When it comes to comparing five and six-string bass guitars, most stores will have a few examples of five-string basses but a very small selection of six-string models. You may find it difficult to find a six-string bass in many music stores as they are not commonly played.

What Costs More? 4 Or 5 String Bass Guitars?

It goes without saying but an additional string equals additional costs. So, when you buy a set of four bass strings, you can usually figure out the cost of each string by dividing the full price against the four.

Therefore, an extra string should cost the same but on top of the final price.

This rise in cost also applies to the whole bass guitar. Six-string bass guitars tend to cost more than five-string models which, in turn, cost more than four-stringed basses.

This could be down to a variety of factors such as the materials used in the construction of the bass as the more strings the instrument has, the more reinforcement it will need to withstand the tension on the neck.

It could also be a simple factor of supply and demand as well.

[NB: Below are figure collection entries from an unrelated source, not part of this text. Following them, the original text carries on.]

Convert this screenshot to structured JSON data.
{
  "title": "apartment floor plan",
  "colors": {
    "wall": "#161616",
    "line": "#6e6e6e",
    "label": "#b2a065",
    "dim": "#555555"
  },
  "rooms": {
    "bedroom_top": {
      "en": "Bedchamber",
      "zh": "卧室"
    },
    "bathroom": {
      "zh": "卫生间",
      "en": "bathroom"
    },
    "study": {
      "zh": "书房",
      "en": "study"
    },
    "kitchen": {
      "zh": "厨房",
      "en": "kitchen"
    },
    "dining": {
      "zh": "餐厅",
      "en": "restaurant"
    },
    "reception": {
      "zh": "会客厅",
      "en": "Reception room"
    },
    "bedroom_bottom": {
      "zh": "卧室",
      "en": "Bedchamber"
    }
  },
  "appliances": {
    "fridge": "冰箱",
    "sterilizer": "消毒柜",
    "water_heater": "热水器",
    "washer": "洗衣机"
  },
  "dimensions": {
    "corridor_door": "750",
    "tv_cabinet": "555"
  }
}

Some brands cost more than others. For beginners, we do not recommend spending a large sum on your first bass.

Start with a beginner model and when you progress, you can start thinking of more expensive models.

Why Is A 4 String Bass Easier To Play Than A 5 String Bass?

As we mentioned above, the fretboard of a five-string bass guitar is generally wider than a four-string bass. Therefore, it takes more effort to wrap your hands around the neck and master the larger fretboard.

The fewer strings there are, the easier it will be for a beginner to learn the ropes. Four strings are more than enough for you to learn basic notes, scales, chords, and the overall roadmap of the fretboard.

To learn basic theory and techniques, we suggest sticking to a four-string bass at first. As your skills progress, you may want to branch out and challenge yourself on a five-string bass. Time will tell what type of bass will suit your style best.